Never miss a local story.
Meanwhile, the other three candidates possess negligible experience. Redshirt sophomore Patrick Towles received a taste of college football in 2012. Reese Phillips is a redshirt freshman. True freshman Drew Barker is in his first college training camp.
Watching Monday and Tuesday's open practices exposed another major complication. All have different strengths. All have different weaknesses.
Towles, the starting quarterback in the spring game, is big and strong with a big, strong arm. But can the former Highlands star consistently make the short, quick throws required by an Air Raid offense?
Phillips can make those throws. The former Chattanooga prep star seems closest to the necessary consistency. But can Phillips make the deep throws needed to stretch a defense?
Then there's Barker, the former Conner High School star, heralded recruit and persuasive recruiter, who came across as the face of the program in that UK football commercial that ran during the Super Bowl.
Barker is an athlete. He can move and throw. He doesn't shy away from attempting the type of high-risk, high-reward throws you need to make if you really want to get somewhere in the college game.
He is also brand new to everything. That was evident Monday when Barker would follow an impressive pass to the correct target with a wild delivery in the direction of, well, you couldn't be sure. The life of a freshman.
"Every time you think you might be close to making a decision," Stoops said, "maybe someone has a real good practice or that guy doesn't do as well."
All three young quarterbacks will improve, but how much and in what areas? The coaches can't just judge what they see in practice; they must project what they might see down the road.
"It factors in," Stoops said when asked about upside. "One of the reasons why we're trying to be very critical of ourselves in making the decision is because it's so important.

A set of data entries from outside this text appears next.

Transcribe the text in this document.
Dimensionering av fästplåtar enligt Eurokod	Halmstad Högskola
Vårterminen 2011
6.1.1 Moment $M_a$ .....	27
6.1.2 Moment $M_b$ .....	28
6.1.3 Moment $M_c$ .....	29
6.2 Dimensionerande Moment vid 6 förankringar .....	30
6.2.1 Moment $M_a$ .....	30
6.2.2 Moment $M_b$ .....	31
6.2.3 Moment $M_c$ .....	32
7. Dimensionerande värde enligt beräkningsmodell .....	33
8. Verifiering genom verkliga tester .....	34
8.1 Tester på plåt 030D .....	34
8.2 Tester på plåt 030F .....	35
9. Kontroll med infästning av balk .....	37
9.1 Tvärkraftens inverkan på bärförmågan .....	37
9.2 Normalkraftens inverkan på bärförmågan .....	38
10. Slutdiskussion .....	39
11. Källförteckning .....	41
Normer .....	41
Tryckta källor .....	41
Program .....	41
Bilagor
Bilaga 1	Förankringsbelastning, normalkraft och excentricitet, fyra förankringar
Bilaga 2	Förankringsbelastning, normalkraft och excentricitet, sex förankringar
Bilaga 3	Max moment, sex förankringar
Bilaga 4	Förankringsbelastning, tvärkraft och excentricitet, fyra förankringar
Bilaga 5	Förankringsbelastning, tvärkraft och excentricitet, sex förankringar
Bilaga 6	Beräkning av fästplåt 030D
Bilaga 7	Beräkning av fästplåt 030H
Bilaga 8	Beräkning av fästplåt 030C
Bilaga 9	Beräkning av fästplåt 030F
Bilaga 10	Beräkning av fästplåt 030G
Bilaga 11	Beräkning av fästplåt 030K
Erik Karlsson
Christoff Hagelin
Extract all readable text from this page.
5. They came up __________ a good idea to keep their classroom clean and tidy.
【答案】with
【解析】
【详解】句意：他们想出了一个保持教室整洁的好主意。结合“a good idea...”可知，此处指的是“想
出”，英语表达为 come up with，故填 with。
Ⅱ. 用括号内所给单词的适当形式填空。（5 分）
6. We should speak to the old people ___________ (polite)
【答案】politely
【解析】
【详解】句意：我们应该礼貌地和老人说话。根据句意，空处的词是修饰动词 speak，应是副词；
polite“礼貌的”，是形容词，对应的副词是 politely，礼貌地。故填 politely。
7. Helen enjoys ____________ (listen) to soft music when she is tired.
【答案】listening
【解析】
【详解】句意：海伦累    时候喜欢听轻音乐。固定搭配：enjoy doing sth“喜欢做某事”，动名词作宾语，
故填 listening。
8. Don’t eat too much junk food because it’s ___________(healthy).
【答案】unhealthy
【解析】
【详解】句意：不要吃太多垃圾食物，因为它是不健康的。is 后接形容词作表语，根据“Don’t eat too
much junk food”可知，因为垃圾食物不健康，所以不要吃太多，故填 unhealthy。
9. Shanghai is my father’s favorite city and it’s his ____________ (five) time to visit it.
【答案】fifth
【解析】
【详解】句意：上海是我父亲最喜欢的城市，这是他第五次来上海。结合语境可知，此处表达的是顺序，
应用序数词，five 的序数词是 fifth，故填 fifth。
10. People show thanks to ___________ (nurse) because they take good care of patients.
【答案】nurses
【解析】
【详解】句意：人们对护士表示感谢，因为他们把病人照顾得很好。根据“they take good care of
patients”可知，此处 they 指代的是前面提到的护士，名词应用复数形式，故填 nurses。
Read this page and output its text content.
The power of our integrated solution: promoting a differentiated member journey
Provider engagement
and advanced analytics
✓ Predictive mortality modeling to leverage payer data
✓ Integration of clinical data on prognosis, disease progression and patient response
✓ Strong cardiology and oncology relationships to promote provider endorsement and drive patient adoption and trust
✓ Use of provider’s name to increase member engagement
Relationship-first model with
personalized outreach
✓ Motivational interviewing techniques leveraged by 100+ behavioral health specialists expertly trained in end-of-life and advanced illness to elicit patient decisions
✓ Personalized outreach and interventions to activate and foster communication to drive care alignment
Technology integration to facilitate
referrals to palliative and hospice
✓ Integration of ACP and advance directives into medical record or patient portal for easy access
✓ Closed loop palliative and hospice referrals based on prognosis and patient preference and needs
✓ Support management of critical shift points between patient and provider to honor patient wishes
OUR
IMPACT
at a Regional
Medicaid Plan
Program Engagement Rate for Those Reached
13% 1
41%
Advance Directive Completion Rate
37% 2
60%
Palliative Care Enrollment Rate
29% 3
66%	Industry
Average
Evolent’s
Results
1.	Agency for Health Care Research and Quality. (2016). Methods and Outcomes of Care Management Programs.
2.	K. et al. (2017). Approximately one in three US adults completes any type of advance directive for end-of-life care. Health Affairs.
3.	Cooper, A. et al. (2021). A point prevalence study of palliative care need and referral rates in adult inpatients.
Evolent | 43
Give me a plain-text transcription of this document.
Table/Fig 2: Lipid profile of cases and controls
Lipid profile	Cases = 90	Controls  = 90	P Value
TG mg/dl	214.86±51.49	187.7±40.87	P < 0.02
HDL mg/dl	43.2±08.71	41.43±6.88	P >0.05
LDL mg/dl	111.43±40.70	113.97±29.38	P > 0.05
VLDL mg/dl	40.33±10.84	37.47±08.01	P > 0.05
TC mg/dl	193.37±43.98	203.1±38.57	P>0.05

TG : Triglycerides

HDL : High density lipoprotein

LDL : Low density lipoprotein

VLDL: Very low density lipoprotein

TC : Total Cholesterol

When we give that person the reins, we want them to go. ... Once we give them the keys to the car, we want them to drive it."
Isn't it safe to assume the quarterback who gets those keys has the opportunity to drive the offense for a long time? How much does that figure into the decision?
"I think you've got to look at putting ourselves in the position to win games right now," Stoops said. "Whatever happens from there, we'll see."
Barker appears the toughest call. He has the physical skills you would look for in an SEC quarterback, including obvious leadership ability. There has to be at least the temptation to go with him now as a bet on the future.
Or maybe not. There also has to be the temptation to shield Barker from being a true freshman quarterback in the nation's toughest conference. A redshirt year would give him time to mature so he is ready when opportunity knocks.
Bottom line: If the decision were easy, Stoops and Brown would have announced it already. Not only is it difficult, it's important. Better to take your time and get it right.
Said Stoops: "We'll get it figured out."